ROMA – La Banca centrale europea ha reso noto che nel periodo  2011/2012 ha acquistato oltre 100 miliardi di buoni del Tesoro italiani, che si aggiungono ad altri 100 di Grecia, Portogallo e Spagna. Una cifra notevole.

La Bce ha anche reso noto che da queste operazioni ha guadagnato e quindi ha redistribuito altri 500 milioni di euro alle Banche centrali che ne sono azioniste. In altre parole gli aiuti ai paesi più in difficoltà si sono rivelati fonte di guadagni redistribuiti a tutti i paesi europei e quindi anzitutto a quelli più ricchi che hanno maggiore peso nella Bce. In sostanza è uno dei tanti rivoli di denaro che dai paesi più in difficoltà finiscono nei paesi più ricchi e solidi.
Basta pensare al credito che è più oneroso per i paesi maggiormente in difficoltà perché influenzato dal livello degli spread, generando di conseguenza una concorrenza sleale nel credito a parti invertite: i più ricchi beneficiano di tassi più bassi e quindi sono in grado di fare concorrenza più facilmente ai meno ricchi.
Basta pensare alla concorrenza sul piano fiscale. Ci sono paesi dell’Unione, che fanno parte dell’Euro, che hanno legislazioni che ricordano i paradisi fiscali o per lo meno più favorevoli. Del resto anche sul piano societario recentemente la Fiat ha deciso di fare un’operazione targata Olanda, evidentemente più favorevole di quella italiana.
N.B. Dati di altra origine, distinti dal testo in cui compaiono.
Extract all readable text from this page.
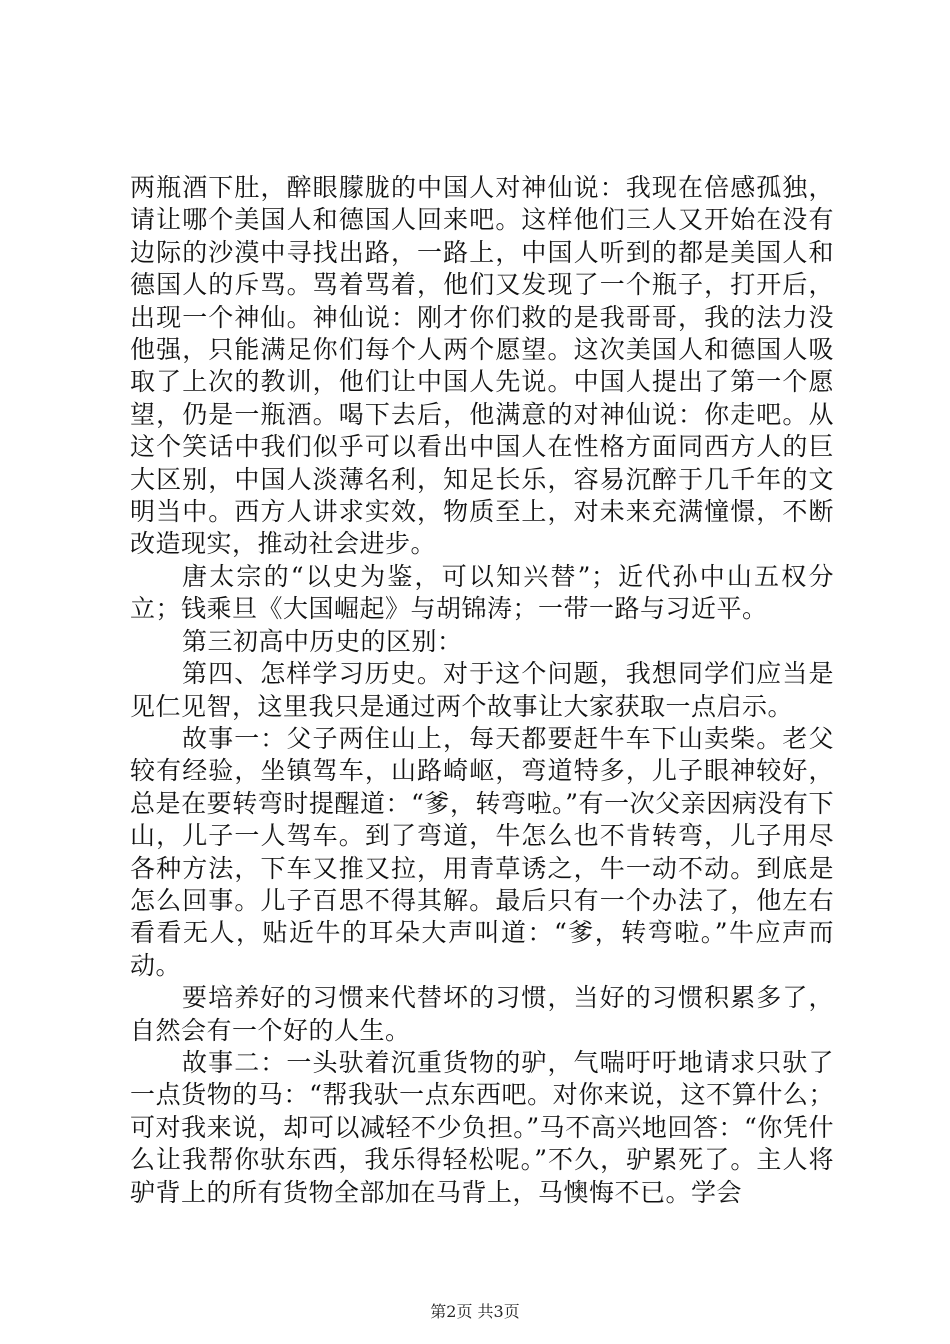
两瓶酒下肚，醉眼朦胧的中国人对神仙说：我现在倍感孤独，请让哪个美国人和德国人回来吧。这样他们三人又开始在没有边际的沙漠中寻找出路，一路上，中国人听到的都是美国人和德国人的斥骂。骂着骂着，他们又发现了一个瓶子，打开后，出现一个神仙。神仙说：刚才你们救的是我哥哥，我的法力没他强，只能满足你们每个人两个愿望。这次美国人和德国人吸取了上次的教训，他们让中国人先说。中国人提出了第一个愿望，仍是一瓶酒。喝下去后，他满意的对神仙说：你走吧。从这个笑话中我们似乎可以看出中国人在性格方面同西方人的巨大区别，中国人淡薄名利，知足长乐，容易沉醉于几千年的文明当中。西方人讲求实效，物质至上，对未来充满憧憬，不断改造现实，推动社会进步。

唐太宗的“以史为鉴，可以知兴替”；近代孙中山五权分立；钱乘旦《大国崛起》与胡锦涛；一带一路与习近平。

第三初高中历史的区别：

第四、怎样学习历史。对于这个问题，我想同学们应当是见仁见智，这里我只是通过两个故事让大家获取一点启示。

故事一：父子两住山上，每天都要赶牛车下山卖柴。老父较有经验，坐镇驾车，山路崎岖，弯道特多，儿子眼神较好，总是在要转弯时提醒道：“爹，转弯啦。”有一次父亲因病没有下山，儿子一人驾车。到了弯道，牛怎么也不肯转弯，儿子用尽各种方法，下车又推又拉，用青草诱之，牛一动不动。到底是怎么回事。儿子百思不得其解。最后只有一个办法了，他左右看看无人，贴近牛的耳朵大声叫道：“爹，转弯啦。”牛应声而动。

要培养好的习惯来代替坏的习惯，当好的习惯积累多了，自然会有一个好的人生。

故事二：一头驮着沉重货物的驴，气喘吁吁地请求只驮了一点货物的马：“帮我驮一点东西吧。对你来说，这不算什么；可对我来说，却可以减轻不少负担。”马不高兴地回答：“你凭什么让我帮你驮东西，我乐得轻松呢。”不久，驴累死了。主人将驴背上的所有货物全部加在马背上，马懊悔不已。学会

第2页 共3页
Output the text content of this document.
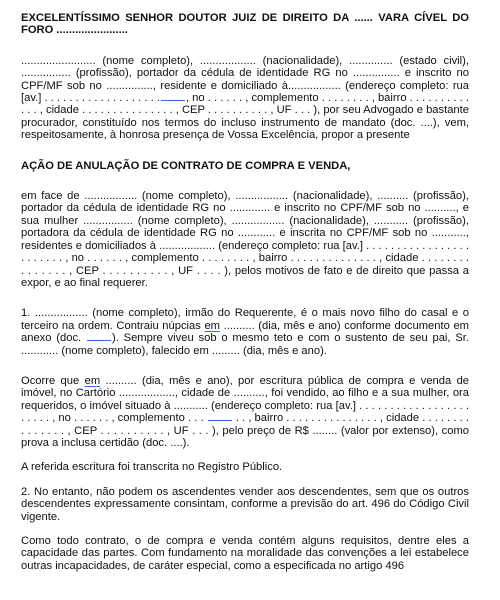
EXCELENTÍSSIMO SENHOR DOUTOR JUIZ DE DIREITO DA ...... VARA CÍVEL DO FORO .......................

........................ (nome completo), .................. (nacionalidade), .............. (estado civil), ................ (profissão), portador da cédula de identidade RG no ............... e inscrito no CPF/MF sob no ..............., residente e domiciliado à................. (endereço completo: rua [av.] . . . . . . . . . . . . . . . . . . . , no . . . . . . , complemento . . . . . . . . , bairro . . . . . . . . . . . . . , cidade . . . . . . . . . . . . . . . , CEP . . . . . . . . . . , UF . . . ), por seu Advogado e bastante procurador, constituído nos termos do incluso instrumento de mandato (doc. ....), vem, respeitosamente, à honrosa presença de Vossa Excelência, propor a presente

AÇÃO DE ANULAÇÃO DE CONTRATO DE COMPRA E VENDA,

em face de ................. (nome completo), ................. (nacionalidade), .......... (profissão), portador da cédula de identidade RG no ............. e inscrito no CPF/MF sob no .........., e sua mulher ................ (nome completo), ................. (nacionalidade), ........... (profissão), portadora da cédula de identidade RG no ............ e inscrita no CPF/MF sob no ..........., residentes e domiciliados à .................. (endereço completo: rua [av.] . . . . . . . . . . . . . . . . . . . . . . . . , no . . . . . . , complemento . . . . . . . . , bairro . . . . . . . . . . . . . . , cidade . . . . . . . . . . . . . . . , CEP . . . . . . . . . . , UF . . . . ), pelos motivos de fato e de direito que passa a expor, e ao final requerer.

1. ................. (nome completo), irmão do Requerente, é o mais novo filho do casal e o terceiro na ordem. Contraiu núpcias em .......... (dia, mês e ano) conforme documento em anexo (doc.	). Sempre viveu sob o mesmo teto e com o sustento de seu pai, Sr. ............ (nome completo), falecido em ......... (dia, mês e ano).

Ocorre que em .......... (dia, mês e ano), por escritura pública de compra e venda de imóvel, no Cartório .................., cidade de .........., foi vendido, ao filho e a sua mulher, ora requeridos, o imóvel situado à ........... (endereço completo: rua [av.] . . . . . . . . . . . . . . . . . . . . . . . , no . . . . . . , complemento . . .	. . , bairro . . . . . . . . . . . . . . . , cidade . . . . . . . . . . . . . . . , CEP . . . . . . . . . . , UF . . . ), pelo preço de R$ ........ (valor por extenso), como prova a inclusa certidão (doc. ....).

A referida escritura foi transcrita no Registro Público.

2. No entanto, não podem os ascendentes vender aos descendentes, sem que os outros descendentes expressamente consintam, conforme a previsão do art. 496 do Código Civil vigente.

Como todo contrato, o de compra e venda contém alguns requisitos, dentre eles a capacidade das partes. Com fundamento na moralidade das convenções a lei estabelece outras incapacidades, de caráter especial, como a especificada no artigo 496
Mentre sui bilanci pubblici si pretende un controllo occhiuto, quando si tratta di politiche fiscali ci sono paesi come l’Irlanda che hanno un’aliquota del 12,5 % sulle imprese e altri che fanno concorrenza su altri capitoli fiscali, al punto che ricordano i paradisi fiscali.
Inoltre è noto che in questi anni i tassi alti sui debiti dei paesi più in difficoltà hanno giustificato, come in un’altalena, tassi di interesse bassissimi, addirittura negativi su quelli dei paesi più ricchi. Nessuna solidarietà è transitata dai paesi più forti, che hanno semplicemente beneficiato dei tassi bassi, a quelli maggiormente in difficoltà, che hanno dovuto fronteggiare l’attacco speculativo a loro spese, come conferma da ultimo anche questo ristorno via Bce.
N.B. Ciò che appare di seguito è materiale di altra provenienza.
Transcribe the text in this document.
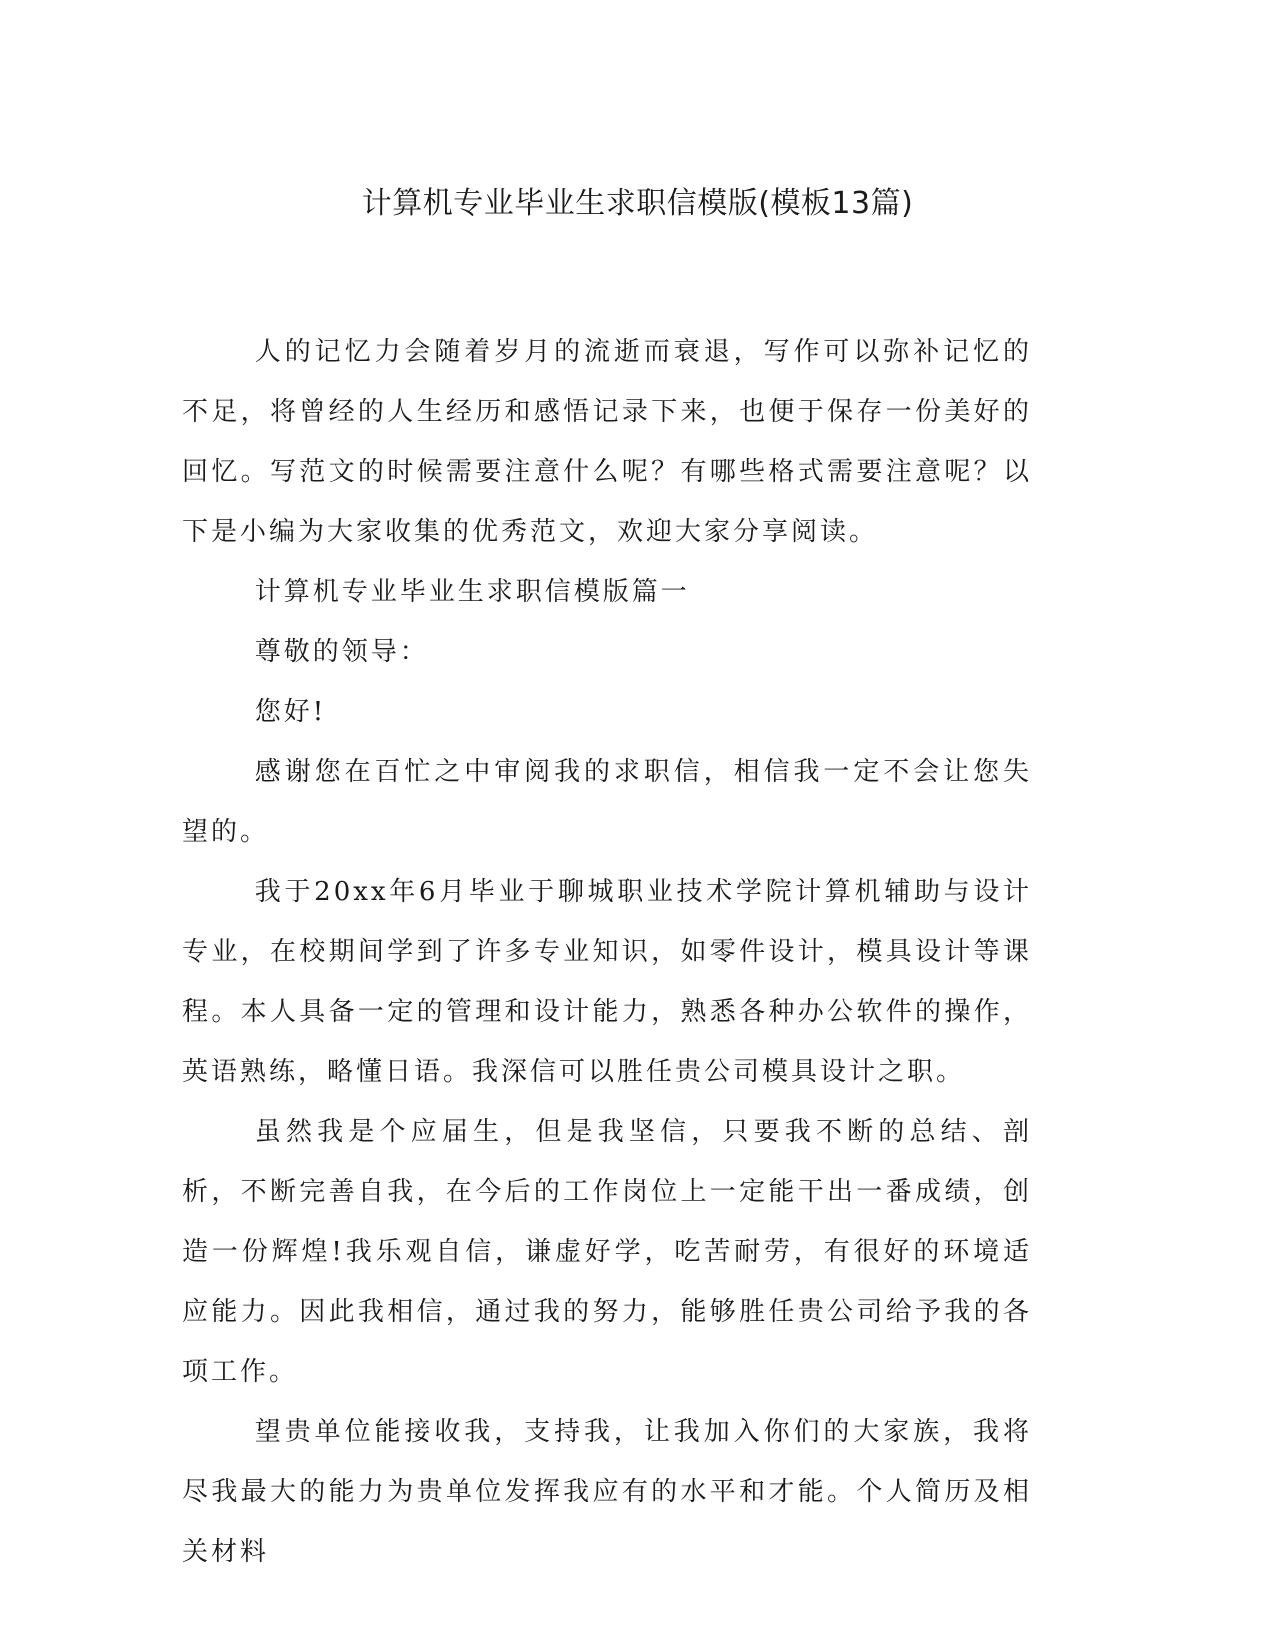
计算机专业毕业生求职信模版(模板13篇)

人的记忆力会随着岁月的流逝而衰退，写作可以弥补记忆的不足，将曾经的人生经历和感悟记录下来，也便于保存一份美好的回忆。写范文的时候需要注意什么呢？有哪些格式需要注意呢？以下是小编为大家收集的优秀范文，欢迎大家分享阅读。

计算机专业毕业生求职信模版篇一

尊敬的领导：

您好!

感谢您在百忙之中审阅我的求职信，相信我一定不会让您失望的。

我于20xx年6月毕业于聊城职业技术学院计算机辅助与设计专业，在校期间学到了许多专业知识，如零件设计，模具设计等课程。本人具备一定的管理和设计能力，熟悉各种办公软件的操作，英语熟练，略懂日语。我深信可以胜任贵公司模具设计之职。

虽然我是个应届生，但是我坚信，只要我不断的总结、剖析，不断完善自我，在今后的工作岗位上一定能干出一番成绩，创造一份辉煌!我乐观自信，谦虚好学，吃苦耐劳，有很好的环境适应能力。因此我相信，通过我的努力，能够胜任贵公司给予我的各项工作。

望贵单位能接收我，支持我，让我加入你们的大家族，我将尽我最大的能力为贵单位发挥我应有的水平和才能。个人简历及相关材料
La questione del debito pubblico in Italia, come negli altri paesi più in difficoltà, è un problema di grande peso anche perché la recessione ha provocato un aumento relativo del debito pubblico sul Pil. Ormai il rapporto debito/Pil italiano è al 127 %. Un livello enorme perché si registra in presenza di un calo del Pil. Dal 2015 inoltre produrrà i suoi effetti il Fiscal Compact che rischia di provocare ulteriore recessione perché ogni anno obbligherà a ridurre il debito pubblico di un ventesimo, il cui valore sta crescendo perché il Pil sta diminuendo. Senza crescita sarà un disastro economico per l’Italia e anche con la crescita il taglio sarà comunque doloroso.
Quindi dopo le elezioni si riproporrà il problema di fondo del debito pubblico e a seconda delle soluzioni la situazione potrebbe ulteriormente peggiorare.
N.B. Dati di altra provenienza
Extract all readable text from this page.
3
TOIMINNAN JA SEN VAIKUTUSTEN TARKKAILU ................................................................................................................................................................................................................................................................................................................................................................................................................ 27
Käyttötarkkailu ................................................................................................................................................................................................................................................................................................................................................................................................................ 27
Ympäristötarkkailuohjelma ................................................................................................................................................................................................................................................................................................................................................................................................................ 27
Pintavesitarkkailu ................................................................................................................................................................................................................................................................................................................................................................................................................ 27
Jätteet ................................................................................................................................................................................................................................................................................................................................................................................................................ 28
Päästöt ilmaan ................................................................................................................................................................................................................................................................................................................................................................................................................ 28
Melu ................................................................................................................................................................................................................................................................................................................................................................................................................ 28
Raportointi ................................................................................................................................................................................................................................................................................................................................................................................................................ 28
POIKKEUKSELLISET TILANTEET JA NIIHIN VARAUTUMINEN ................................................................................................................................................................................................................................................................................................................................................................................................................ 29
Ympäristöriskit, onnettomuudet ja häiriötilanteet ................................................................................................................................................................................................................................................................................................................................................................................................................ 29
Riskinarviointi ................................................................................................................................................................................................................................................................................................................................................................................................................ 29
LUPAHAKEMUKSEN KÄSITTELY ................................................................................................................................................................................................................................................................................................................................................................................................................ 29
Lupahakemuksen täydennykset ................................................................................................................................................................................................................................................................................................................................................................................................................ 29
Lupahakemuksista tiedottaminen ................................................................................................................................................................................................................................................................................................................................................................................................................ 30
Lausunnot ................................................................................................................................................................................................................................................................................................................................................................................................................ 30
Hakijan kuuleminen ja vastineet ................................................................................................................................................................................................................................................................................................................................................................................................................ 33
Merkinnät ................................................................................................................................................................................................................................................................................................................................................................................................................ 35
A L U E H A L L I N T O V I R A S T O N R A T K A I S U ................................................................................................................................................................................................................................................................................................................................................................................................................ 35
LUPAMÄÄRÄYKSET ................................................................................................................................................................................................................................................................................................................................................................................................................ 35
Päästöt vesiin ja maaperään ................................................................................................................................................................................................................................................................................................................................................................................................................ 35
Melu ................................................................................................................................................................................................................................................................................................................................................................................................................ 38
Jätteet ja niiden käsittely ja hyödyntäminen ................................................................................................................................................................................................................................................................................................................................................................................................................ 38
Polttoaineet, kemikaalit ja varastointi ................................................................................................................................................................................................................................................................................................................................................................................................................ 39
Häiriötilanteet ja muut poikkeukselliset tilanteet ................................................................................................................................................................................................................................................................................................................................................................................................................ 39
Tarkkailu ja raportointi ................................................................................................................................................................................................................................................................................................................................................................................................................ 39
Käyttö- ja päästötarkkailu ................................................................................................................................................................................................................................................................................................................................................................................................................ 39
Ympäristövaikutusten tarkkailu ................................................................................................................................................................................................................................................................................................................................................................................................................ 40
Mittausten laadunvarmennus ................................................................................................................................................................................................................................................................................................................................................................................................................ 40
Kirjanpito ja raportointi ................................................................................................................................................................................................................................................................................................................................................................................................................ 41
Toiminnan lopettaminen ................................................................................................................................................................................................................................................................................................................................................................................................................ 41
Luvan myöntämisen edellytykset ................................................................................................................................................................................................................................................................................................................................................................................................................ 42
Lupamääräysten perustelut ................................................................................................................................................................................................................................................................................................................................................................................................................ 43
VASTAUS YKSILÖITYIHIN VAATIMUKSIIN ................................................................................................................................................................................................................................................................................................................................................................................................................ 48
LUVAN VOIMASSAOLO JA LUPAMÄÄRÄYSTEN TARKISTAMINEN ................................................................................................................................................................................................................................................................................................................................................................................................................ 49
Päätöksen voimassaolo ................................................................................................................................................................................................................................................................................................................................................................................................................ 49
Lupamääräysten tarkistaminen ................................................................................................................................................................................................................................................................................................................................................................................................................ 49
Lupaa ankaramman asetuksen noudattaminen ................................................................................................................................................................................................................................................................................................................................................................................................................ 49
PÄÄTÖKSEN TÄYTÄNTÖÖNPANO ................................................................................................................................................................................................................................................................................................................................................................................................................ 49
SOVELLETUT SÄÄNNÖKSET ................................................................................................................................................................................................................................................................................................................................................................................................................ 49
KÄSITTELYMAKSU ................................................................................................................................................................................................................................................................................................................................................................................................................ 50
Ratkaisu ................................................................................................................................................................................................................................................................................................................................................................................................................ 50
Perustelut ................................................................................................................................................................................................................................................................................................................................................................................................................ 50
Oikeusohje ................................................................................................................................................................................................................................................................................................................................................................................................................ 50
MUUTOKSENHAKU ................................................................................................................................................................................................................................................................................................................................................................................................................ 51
Perché l’Unione europea considera normale prestare alle banche oltre 1.000 miliardi di euro all’1 % per 3 anni ? Consentendo così alle banche di lucrare sulla differenza tra il tasso della Bce all’1 % e i Buoni del Tesoro, i cui tassi ovviamente gravano sugli Stati. In altre parole i singoli Stati trasferiscono quattrini alle banche.
Perché la Bce non presta direttamente agli Stati europei maggiormente in difficoltà almeno lo stesso importo girato alle banche, allo stesso tasso dell’1 %, per coprire la parte di debito pubblico eccedente il 60 % previsto dal Fiscal Compact ?

In realtà non avere affrontato con chiarezza il nodo di fondo del debito ha creato uno squilibrio maggiore tra i paesi più ricchi e quelli più deboli con un trasferimento netto dagli uni agli altri e questa è una situazione non più sopportabile perché l’avvitamento nella crisi economica sta creando un impoverimento netto e un disagio sociale crescente e insopportabile. Naturalmente le soluzioni tecniche possono essere diverse, ciò che conta è la volontà politica.
Questo nodo di fondo è il primo problema che dovrà affrontare il nuovo Governo che uscirà dalle elezioni – in Italia e in Europa – altrimenti gli spazi di manovra del nuovo Governo saranno ridotti al lumicino.